Painting Oranges In Oils

I’m still plodding along, trying to figure out oil painting while also learning lots of stuff about color mixing, and the nuances of foresaking my pen and ink style.  I’d like to think I’m getting a bit better at it but there is more failure in my results than successes.  Reminds me of 2012 and my beginnings as a sketcher.  We learn from our failures so I must be learning a lot (grin).  Here’s my latest, a pot of oranges.

It’s 2022 and our province is mostly locked down as Omicron ravages our population.  We’re lucky in that Quebecers have largely embraced vaccination but still, COVID hangs over us like a wet blanket.  If the biology is sound, however, it looks like we may actually have a decent summer of sketching.  I sure hope so.  Cheers, everyone.

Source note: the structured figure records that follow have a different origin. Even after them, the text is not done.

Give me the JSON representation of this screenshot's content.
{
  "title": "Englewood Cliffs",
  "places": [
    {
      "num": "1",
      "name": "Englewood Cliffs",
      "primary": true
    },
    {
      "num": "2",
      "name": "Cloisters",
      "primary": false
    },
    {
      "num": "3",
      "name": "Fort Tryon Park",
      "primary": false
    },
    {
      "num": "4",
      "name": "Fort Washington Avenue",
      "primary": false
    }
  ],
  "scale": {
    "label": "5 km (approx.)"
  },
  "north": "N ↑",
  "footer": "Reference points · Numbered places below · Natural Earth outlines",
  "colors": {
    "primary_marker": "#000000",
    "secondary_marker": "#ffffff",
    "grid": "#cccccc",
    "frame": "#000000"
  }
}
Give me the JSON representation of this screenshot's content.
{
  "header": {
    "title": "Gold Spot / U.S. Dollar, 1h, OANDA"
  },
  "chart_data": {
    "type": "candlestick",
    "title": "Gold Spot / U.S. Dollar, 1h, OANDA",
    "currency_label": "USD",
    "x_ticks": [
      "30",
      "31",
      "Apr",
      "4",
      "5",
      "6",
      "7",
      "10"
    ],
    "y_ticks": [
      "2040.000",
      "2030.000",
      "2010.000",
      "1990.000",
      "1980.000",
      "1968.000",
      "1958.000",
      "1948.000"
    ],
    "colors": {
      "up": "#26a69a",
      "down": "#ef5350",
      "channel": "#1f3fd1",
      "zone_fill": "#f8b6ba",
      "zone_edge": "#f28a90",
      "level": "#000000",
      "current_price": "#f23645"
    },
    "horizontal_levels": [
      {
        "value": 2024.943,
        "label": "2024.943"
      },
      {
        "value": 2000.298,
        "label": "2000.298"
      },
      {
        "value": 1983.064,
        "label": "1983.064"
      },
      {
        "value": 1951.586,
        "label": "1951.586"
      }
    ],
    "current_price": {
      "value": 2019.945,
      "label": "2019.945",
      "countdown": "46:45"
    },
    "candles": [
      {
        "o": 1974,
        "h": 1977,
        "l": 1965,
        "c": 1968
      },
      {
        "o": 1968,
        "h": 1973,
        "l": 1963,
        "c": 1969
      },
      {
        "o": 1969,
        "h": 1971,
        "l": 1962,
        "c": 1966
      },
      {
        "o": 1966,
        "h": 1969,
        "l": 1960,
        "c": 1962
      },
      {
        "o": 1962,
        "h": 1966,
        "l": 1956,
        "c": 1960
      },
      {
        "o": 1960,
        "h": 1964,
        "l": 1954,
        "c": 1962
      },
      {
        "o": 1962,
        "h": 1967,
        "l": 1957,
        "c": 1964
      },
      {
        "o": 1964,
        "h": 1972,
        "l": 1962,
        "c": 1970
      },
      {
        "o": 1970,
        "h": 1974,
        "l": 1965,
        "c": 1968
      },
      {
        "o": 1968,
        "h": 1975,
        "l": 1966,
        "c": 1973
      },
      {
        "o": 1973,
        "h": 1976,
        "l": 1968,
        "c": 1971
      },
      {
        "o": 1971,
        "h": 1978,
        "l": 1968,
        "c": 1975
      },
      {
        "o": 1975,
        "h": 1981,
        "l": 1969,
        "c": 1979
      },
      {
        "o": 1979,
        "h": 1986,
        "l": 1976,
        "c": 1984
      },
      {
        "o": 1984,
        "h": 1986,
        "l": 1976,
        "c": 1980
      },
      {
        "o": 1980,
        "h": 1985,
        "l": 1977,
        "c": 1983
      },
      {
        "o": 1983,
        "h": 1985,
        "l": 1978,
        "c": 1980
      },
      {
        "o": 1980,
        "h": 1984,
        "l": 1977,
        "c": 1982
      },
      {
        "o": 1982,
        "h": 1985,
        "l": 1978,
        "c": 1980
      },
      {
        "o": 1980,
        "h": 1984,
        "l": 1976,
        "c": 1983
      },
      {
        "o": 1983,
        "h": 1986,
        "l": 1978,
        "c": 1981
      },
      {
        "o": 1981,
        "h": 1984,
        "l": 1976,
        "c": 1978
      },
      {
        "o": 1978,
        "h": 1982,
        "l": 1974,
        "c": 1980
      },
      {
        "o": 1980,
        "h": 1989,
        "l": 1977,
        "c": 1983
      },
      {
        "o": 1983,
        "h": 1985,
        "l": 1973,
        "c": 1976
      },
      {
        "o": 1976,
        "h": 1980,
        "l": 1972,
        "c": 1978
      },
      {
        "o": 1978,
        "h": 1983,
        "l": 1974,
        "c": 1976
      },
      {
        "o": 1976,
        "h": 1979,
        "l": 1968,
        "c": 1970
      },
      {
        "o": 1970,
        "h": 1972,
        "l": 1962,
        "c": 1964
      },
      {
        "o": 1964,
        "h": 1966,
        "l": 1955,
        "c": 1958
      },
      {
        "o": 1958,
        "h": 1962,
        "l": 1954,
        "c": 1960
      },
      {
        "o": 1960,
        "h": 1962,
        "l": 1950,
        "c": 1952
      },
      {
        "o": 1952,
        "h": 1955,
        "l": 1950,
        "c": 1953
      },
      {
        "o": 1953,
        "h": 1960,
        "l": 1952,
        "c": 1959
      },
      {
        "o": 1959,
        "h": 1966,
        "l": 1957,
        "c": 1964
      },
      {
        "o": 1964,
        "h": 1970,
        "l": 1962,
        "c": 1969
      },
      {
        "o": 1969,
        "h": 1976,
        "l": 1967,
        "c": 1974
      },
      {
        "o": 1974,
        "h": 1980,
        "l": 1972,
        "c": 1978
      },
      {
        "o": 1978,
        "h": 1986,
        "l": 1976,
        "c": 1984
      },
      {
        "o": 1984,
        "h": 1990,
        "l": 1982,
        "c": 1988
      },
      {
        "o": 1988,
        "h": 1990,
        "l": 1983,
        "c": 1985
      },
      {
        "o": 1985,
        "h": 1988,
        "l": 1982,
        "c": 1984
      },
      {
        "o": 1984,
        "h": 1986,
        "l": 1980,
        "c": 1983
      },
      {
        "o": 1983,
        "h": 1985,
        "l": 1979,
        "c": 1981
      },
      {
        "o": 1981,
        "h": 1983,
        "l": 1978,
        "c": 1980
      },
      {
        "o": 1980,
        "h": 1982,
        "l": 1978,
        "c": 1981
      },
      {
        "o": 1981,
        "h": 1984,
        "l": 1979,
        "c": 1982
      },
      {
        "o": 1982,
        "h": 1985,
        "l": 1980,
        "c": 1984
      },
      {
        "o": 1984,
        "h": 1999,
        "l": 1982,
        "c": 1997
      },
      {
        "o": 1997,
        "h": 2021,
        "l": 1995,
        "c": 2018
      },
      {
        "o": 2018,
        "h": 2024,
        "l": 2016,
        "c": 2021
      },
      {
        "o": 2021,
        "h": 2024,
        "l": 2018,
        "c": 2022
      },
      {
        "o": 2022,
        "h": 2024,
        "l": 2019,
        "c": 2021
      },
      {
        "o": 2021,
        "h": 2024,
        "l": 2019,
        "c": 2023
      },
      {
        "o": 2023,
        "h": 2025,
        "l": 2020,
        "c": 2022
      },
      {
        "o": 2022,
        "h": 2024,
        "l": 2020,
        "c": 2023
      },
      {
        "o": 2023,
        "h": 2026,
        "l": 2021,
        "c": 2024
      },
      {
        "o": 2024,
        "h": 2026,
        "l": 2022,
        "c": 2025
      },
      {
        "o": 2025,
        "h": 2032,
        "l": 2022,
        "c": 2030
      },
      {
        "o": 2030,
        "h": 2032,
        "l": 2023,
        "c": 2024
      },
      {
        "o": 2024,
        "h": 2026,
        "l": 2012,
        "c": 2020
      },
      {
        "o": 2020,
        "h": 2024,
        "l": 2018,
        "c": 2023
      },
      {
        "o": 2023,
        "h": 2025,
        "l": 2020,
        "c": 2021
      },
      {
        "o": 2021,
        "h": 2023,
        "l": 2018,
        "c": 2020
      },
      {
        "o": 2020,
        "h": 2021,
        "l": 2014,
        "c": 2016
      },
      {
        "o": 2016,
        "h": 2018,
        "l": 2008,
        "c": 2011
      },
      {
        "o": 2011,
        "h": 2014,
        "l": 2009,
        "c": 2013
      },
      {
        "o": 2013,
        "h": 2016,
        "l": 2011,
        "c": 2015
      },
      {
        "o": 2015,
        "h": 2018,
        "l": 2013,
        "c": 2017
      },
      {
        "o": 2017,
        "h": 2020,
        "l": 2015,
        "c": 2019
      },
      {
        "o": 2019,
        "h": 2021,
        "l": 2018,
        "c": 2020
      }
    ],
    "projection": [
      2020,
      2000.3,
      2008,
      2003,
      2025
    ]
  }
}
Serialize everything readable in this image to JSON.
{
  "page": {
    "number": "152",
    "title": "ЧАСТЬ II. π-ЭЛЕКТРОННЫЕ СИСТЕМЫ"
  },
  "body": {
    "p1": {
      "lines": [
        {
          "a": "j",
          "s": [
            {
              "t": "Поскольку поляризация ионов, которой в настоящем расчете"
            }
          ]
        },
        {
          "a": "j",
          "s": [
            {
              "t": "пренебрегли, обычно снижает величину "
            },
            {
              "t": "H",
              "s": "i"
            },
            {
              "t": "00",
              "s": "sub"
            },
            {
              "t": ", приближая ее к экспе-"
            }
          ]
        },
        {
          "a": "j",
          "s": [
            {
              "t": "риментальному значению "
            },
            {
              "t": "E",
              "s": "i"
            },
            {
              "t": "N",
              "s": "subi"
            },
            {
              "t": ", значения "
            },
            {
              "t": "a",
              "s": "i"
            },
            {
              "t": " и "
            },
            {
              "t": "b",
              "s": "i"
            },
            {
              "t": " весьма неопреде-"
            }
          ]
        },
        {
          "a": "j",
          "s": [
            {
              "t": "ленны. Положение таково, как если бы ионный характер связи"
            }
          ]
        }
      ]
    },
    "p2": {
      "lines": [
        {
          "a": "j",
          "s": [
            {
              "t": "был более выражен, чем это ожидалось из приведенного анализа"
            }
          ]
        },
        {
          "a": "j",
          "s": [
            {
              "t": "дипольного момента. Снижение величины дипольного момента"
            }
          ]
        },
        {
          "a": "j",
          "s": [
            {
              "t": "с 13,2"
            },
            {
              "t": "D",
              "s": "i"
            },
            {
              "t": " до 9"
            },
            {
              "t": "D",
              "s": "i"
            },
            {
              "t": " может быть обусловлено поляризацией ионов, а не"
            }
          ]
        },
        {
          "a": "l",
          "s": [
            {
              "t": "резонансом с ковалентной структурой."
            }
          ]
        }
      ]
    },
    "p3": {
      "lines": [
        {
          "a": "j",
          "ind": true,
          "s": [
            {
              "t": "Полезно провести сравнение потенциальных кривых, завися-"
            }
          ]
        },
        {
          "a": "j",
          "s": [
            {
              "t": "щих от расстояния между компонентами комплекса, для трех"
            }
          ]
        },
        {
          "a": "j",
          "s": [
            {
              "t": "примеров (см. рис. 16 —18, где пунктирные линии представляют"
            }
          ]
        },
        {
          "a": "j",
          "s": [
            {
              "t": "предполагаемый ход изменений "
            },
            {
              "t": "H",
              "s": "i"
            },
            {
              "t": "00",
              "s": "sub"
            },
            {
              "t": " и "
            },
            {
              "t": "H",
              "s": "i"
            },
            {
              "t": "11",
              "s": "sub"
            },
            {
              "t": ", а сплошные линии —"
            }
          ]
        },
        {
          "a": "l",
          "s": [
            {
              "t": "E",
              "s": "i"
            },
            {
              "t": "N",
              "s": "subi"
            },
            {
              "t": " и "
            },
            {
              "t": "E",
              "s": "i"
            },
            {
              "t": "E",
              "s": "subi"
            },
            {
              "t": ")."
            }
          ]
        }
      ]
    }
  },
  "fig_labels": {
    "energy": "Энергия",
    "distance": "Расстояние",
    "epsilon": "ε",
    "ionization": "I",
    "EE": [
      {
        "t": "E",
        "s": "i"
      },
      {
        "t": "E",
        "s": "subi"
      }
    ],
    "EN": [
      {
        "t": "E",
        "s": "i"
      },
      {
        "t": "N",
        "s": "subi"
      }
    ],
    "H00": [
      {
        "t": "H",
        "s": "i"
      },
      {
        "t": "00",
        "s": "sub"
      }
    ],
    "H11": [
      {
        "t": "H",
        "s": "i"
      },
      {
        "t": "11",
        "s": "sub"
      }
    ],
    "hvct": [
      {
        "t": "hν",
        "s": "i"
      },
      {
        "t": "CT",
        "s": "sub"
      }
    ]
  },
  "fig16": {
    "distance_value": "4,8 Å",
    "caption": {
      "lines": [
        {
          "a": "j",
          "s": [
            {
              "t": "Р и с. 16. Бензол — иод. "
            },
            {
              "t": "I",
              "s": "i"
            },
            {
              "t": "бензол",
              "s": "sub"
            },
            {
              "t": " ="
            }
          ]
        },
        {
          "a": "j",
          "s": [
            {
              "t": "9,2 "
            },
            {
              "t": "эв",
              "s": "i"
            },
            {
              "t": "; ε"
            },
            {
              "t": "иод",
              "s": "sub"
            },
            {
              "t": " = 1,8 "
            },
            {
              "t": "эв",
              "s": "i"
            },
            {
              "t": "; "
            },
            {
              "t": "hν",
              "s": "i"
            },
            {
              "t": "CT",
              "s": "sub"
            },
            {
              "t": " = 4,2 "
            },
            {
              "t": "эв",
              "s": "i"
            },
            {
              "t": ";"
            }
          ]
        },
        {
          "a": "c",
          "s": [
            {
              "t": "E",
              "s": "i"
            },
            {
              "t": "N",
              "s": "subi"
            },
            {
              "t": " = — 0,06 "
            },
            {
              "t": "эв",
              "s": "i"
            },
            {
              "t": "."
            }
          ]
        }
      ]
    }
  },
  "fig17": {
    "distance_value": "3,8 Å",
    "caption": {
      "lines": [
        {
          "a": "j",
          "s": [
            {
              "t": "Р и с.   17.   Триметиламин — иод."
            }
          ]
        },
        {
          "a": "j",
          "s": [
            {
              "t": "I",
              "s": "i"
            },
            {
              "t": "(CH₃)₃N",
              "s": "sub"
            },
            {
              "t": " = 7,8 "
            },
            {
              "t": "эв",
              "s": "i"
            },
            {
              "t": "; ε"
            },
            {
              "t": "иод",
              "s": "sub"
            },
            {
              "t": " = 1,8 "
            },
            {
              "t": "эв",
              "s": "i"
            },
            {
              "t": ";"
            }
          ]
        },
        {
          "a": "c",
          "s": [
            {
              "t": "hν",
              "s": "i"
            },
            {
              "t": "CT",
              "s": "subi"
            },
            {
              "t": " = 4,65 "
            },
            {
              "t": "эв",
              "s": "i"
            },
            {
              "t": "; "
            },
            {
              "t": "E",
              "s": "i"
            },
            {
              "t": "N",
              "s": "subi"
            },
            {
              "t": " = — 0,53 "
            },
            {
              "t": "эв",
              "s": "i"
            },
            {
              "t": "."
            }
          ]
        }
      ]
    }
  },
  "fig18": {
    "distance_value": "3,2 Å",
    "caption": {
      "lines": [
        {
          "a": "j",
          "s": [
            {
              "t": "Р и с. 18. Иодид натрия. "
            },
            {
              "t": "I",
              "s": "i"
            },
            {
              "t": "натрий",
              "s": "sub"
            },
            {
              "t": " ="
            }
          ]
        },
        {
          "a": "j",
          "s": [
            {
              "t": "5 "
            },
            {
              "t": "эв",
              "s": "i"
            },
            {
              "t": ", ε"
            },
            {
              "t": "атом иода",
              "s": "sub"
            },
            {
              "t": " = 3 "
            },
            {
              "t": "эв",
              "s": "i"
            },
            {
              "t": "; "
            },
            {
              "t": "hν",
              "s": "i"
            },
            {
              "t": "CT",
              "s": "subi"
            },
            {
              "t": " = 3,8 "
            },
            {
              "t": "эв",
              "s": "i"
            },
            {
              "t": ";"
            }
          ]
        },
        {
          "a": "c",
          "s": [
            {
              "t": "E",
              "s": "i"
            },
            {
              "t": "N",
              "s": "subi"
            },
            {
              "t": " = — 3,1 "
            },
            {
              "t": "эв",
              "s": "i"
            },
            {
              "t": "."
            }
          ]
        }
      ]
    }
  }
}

Trying Thicker Paint Applications

If you listen closely, good watercolorists will talk about beginners never using enough paint.  Insufficient paint is the cause of the pale images produced by beginning watercolorists.  This is true and I’ve been guilty of this sin.  Why do we do it?  Because we’re timid.  Pale washes are easier to control because they have a lesser impact on our sketch/painting.

A similar phenomenon exists in oil painting, but for different reasons.  If you were a 16th Century painter, it’s likely that you’ll be applying very thin coats of paint, generating very detailed paintings.  You might even be adding many layers of very thin glazes over the base paintwork.

At some point, however, some artists started using more paint.  The impressionists started working with “broken color” and the placement of thick spots of color became the order of the day and the notion of “brushwork” became a more prominent portion of the artist’s “signature.”

Fast-forward to today and we have both of those forms of painting, or maybe its best portrayed it as a continuum of thin and thick ways of applying oil paint.  For someone like me, who is trying to figure out how to use oil paints, I have found this confusing as I watch some artists use large brushes and apply thick layers of paint with a flourish while others use thin layers of paint and, typically, smaller brushes.

So, with this sort of variability, it leaves a “let’s try it” kind of guy like myself with a need to try both approaches to see what approach bests suits the kind of painting I want to do.  This last thing is important as I’m not interested in heavy impasto painting where identifying the subject is obfuscated by the brushwork.  Instead, I am trying different paint thicknesses within a narrow range in an attempt to paint fruit (or flowers).  I’m still a detail-oriented kind of guy, much to the chagrin of the painterly types who tell me to “loosen up” (grin).

Here’s an attempt at using thicker paint.  I find this approach fun but it’s so easy to muddy up the shadows while trying to turn the form.  This is a good example of this problem.  But it is a pumpkin; it’s just a slightly out of focus pumpkin.  I’m having fun with oils and learning a lot.  I feel it will improve my watercolors in the long term.